I can’t recall the past as it is blurry
The water flows out of the rotting container
And broken pieces of roof tiles scattered across the hill

Dasan Jeong Yakyong, who was sincerely grateful to the monks of Cheonjinam Hermitage and Jueosa Temple for hiding them, continued to write during his exile. Dasan’s most famous text, “Admonitions on Governing the People,” (Mongmin Simseo), completed in 1818, contains his core ideologies. This epic text reflects the pure intentions of the young Catholic scholars that pursued their search of truth for a society that is comfortable for all people of Joseon, and the compassionate and altruistic spirit of Korean Buddhism that continued to pray for the end of suffering for the people, despite the strong policy of “Sungyooukbul” that lasted 500 years.

Cheonjinam Hermitage and Jueosa Temple: The Site of Religious Harmony

In August 2021, Gwangju, Gyeonggi-do signed an agreement with the Catholic Diocese of Suwon to create a Catholic pilgrimage route from Cheonjinam Hermitage to Namhansanseong Fortress. The purpose of this project was expressed to honor the Korean Catholic martyrs along with the regional characteristics as the birthplace of Korean Catholicism.

There were no mentions regarding the sacrificed lives of the monks of Cheonjinam Hermitage. Furthermore, the historical value of Namhansanseong Fortress, built and defended by Buddhist soldier-monks and a symbol of National Protection Buddhism was also disregarded.

Moreover, the Catholic Diocese of Suwon announced a new cathedral that will represent Korean Catholicism, is set to be constructed at the Cheonjinam hermitage site aimed to be completed by 2079 in celebration of the 300th anniversary of Catholicism in Korea.
The traces of the nameless monks that had been persecuted and executed; Cheonjinam Hermitage and Jueosa Temple that were burned down and destroyed for protecting the Catholic community is being erased one by one by the Catholic community.

Even the Buddhist stupa which remained at the Jueosa temple site until recently, was moved to the Jeoldusan Memorial Hall managed by the Korean Catholic community.

Only after receiving strong criticism from the Korean Buddhist community, the Korean Catholic community formally apologized and declared a reexamination to the project. However, the Cheonjinam Hermitage Holy Land project has been in progress for more than 40 years by the Korean Catholic Diocese of Suwon.



The Catholic Diocese of Suwon announced a new cathedral that will represent Korean Catholicism, is set to be constructed at the Cheonjinam hermitage site aimed to be completed by 2079 in celebration of the 300th anniversary of Catholicism in Korea.
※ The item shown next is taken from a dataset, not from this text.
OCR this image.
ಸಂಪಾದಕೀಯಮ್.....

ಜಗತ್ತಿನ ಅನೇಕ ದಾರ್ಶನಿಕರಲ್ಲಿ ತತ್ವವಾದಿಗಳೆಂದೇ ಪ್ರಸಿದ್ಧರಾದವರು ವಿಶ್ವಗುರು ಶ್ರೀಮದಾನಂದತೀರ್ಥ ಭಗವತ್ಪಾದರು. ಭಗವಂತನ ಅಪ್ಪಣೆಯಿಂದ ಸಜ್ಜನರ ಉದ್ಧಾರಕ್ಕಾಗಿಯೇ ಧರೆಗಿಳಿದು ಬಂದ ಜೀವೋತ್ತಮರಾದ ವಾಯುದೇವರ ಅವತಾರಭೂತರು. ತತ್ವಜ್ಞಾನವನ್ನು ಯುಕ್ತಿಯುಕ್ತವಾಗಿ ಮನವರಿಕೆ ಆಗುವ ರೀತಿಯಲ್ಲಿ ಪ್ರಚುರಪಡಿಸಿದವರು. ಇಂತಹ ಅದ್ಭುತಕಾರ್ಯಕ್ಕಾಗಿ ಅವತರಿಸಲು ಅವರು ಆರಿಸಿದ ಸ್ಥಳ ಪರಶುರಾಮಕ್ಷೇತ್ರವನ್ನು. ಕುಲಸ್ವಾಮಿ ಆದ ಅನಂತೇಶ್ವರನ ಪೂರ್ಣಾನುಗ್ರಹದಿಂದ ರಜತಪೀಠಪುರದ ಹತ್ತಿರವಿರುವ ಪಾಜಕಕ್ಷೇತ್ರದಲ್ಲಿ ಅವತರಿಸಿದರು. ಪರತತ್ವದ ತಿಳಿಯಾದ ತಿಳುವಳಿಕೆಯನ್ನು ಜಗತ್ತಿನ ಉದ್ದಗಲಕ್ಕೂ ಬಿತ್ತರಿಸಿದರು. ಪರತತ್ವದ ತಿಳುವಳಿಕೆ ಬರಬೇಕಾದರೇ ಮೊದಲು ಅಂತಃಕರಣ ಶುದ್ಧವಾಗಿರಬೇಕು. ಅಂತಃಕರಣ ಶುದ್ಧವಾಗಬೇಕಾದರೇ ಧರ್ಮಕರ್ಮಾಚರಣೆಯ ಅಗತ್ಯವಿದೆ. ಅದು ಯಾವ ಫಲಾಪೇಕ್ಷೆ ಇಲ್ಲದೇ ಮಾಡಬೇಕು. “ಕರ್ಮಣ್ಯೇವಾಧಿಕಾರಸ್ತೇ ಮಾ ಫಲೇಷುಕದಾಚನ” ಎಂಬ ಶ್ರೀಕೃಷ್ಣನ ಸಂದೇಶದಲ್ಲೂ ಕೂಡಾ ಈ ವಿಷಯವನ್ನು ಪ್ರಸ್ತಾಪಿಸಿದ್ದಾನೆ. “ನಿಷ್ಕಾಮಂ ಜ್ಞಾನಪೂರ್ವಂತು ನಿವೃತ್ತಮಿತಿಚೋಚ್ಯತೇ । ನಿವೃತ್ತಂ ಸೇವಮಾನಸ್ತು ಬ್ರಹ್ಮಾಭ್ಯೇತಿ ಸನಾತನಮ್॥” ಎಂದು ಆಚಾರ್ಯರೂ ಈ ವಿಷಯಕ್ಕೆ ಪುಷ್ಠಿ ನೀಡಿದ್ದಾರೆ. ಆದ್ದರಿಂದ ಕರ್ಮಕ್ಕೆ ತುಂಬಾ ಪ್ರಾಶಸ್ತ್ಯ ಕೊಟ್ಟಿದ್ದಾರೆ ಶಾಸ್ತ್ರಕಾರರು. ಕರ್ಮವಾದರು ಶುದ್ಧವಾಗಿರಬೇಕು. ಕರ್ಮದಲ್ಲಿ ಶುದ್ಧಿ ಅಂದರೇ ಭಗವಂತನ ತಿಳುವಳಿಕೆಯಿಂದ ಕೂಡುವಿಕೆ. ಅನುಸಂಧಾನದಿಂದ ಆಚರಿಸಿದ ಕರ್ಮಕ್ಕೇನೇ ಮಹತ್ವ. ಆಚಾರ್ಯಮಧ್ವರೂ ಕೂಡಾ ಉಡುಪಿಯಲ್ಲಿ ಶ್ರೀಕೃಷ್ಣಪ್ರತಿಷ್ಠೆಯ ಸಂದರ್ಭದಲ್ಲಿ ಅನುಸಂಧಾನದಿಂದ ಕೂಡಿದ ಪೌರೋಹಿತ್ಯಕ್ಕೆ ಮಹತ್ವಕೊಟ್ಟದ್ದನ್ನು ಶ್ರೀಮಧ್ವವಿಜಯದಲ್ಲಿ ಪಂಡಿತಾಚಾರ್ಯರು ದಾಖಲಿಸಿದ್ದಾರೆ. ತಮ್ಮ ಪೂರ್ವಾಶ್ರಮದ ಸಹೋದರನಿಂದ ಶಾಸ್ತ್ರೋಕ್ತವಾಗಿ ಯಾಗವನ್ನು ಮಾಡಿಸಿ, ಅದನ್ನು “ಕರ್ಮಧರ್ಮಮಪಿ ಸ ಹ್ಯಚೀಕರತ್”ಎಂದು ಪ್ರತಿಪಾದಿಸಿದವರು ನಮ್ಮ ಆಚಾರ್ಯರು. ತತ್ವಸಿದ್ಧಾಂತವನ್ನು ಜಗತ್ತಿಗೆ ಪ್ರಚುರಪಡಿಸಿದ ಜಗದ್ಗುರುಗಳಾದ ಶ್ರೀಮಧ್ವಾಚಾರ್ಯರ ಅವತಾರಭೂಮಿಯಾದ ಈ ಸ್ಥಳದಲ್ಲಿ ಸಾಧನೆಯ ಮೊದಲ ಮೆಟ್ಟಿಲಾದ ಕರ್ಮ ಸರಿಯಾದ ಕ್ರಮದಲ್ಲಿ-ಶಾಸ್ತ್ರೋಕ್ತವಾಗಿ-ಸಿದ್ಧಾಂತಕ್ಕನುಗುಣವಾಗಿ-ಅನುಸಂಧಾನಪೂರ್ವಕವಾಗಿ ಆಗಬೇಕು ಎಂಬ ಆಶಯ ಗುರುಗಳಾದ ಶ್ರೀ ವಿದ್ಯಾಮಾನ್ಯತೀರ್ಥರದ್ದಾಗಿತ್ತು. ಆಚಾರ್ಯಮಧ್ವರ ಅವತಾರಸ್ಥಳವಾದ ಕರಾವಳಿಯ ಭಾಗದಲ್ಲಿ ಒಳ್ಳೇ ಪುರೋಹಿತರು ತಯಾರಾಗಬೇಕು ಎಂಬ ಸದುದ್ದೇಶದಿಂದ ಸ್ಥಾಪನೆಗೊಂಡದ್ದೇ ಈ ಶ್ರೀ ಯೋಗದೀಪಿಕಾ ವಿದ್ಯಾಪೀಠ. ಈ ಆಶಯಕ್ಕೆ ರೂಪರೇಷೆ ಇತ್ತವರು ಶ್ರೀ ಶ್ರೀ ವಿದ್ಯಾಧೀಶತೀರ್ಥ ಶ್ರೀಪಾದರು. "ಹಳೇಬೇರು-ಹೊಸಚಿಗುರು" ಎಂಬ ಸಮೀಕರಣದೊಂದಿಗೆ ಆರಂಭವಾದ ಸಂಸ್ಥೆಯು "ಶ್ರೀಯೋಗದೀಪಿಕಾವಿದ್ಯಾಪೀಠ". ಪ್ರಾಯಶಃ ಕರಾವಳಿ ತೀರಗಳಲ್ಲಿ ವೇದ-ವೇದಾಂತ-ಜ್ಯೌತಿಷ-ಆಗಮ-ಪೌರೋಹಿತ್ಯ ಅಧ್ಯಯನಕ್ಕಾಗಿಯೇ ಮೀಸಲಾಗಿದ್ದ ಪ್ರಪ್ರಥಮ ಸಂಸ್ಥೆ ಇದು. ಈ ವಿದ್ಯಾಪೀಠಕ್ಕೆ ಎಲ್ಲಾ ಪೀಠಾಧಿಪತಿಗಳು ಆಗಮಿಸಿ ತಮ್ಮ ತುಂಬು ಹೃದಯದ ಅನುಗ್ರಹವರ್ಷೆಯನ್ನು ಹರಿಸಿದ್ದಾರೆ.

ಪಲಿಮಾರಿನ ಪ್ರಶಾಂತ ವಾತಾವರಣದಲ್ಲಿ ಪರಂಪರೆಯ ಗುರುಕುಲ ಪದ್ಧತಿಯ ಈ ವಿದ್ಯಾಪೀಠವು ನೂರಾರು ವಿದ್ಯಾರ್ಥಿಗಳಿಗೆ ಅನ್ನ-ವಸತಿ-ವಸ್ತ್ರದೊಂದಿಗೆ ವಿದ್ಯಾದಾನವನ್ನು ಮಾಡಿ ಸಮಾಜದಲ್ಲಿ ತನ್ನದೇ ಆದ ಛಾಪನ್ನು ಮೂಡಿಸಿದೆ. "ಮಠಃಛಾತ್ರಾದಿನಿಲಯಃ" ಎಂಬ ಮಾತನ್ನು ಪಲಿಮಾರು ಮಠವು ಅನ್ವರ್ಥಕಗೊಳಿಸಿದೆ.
The compassion and altruism of the monks of Cheonjinam Hermitage and Jueosa Temple played a major role of the birth of Korean Catholicism. By virtues of the Buddha dharma, the monks embraced a different faith and provided the young Catholic scholars a sanctuary to explore, contemplate and meditate on their faith, providing the fertile soil for the seeds of Korean Catholicism.
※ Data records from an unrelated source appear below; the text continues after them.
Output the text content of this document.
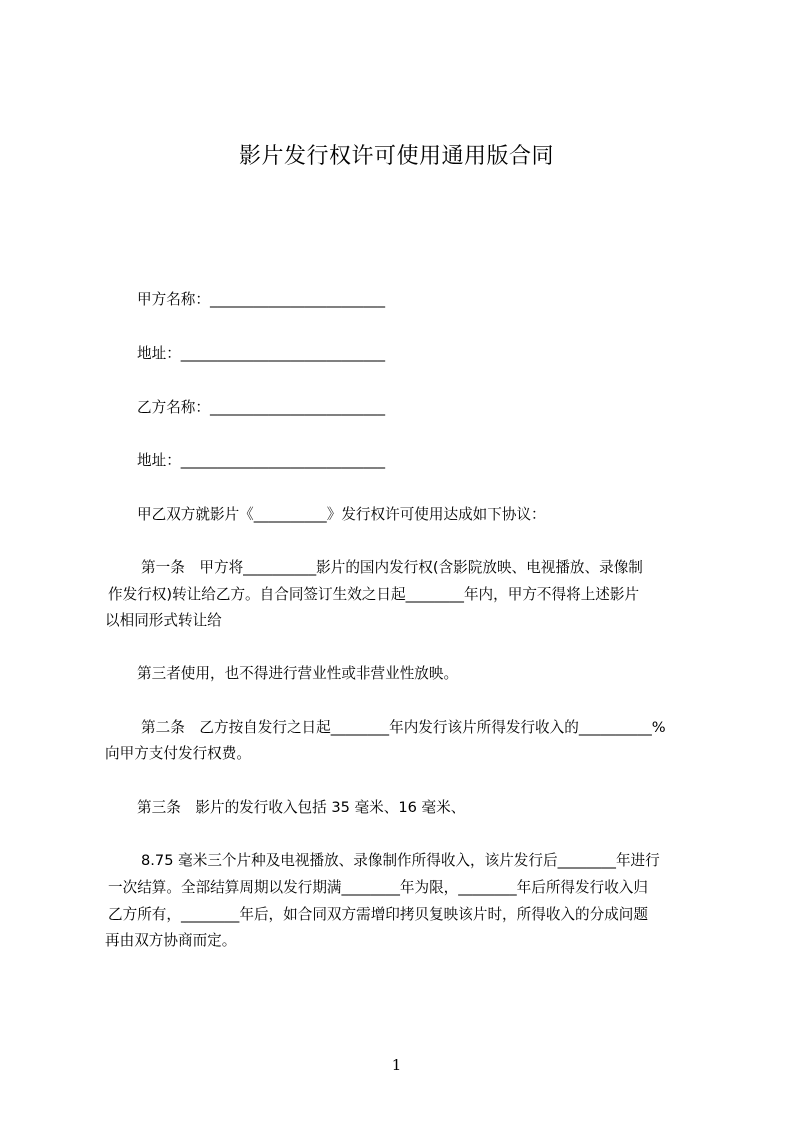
影片发行权许可使用通用版合同
甲方名称：________________________
地址：____________________________
乙方名称：________________________
地址：____________________________
甲乙双方就影片《__________》发行权许可使用达成如下协议：
第一条　甲方将__________影片的国内发行权(含影院放映、电视播放、录像制
作发行权)转让给乙方。自合同签订生效之日起________年内，甲方不得将上述影片
以相同形式转让给
第三者使用，也不得进行营业性或非营业性放映。
第二条　乙方按自发行之日起________年内发行该片所得发行收入的__________%
向甲方支付发行权费。
第三条　影片的发行收入包括 35 毫米、16 毫米、
8.75 毫米三个片种及电视播放、录像制作所得收入，该片发行后________年进行
一次结算。全部结算周期以发行期满________年为限，________年后所得发行收入归
乙方所有，________年后，如合同双方需增印拷贝复映该片时，所得收入的分成问题
再由双方协商而定。
1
The Korean Catholic community must coexist with Korean Buddhism and acknowledge and honor the sacrifices of the monks and Korean Buddhism. To do so, they should restore and preserve Cheonjinam Hermitage and Jueosa Temple in its original form.

It should be clarified to the World that Cheonjinam Hermitage is the cornerstone of religious harmony between Korean Buddhism and Korean Catholicism.  

Thus, the Korean Catholic community’s holy land project should precede with the “Restoration of Cheonjinam Hermitage and Jueosa Temple,” and the “Reproduction of the Lecture Scene of Young Catholic Scholars such as Jeong Yak-yong.”  

The Korean Catholic community should acknowledge this important piece of history and show sincere homage, respect, and appreciation to Korean Buddhism.

Korean Catholicism should continue the union and harmony for peace of mankind, the basic spirit of all religions. Furthermore, they should not forget the spirit of bodhicitta, loving kindness, and compassion that the Buddhist monks sacrificed their lives for.

In this way, the Korean Catholic community should portray Cheonjinam Hermitage as the pilgrimage site of authentic union and harmony and to present the pathway for all World religions towards religious harmony and peace that is still unprecedented today.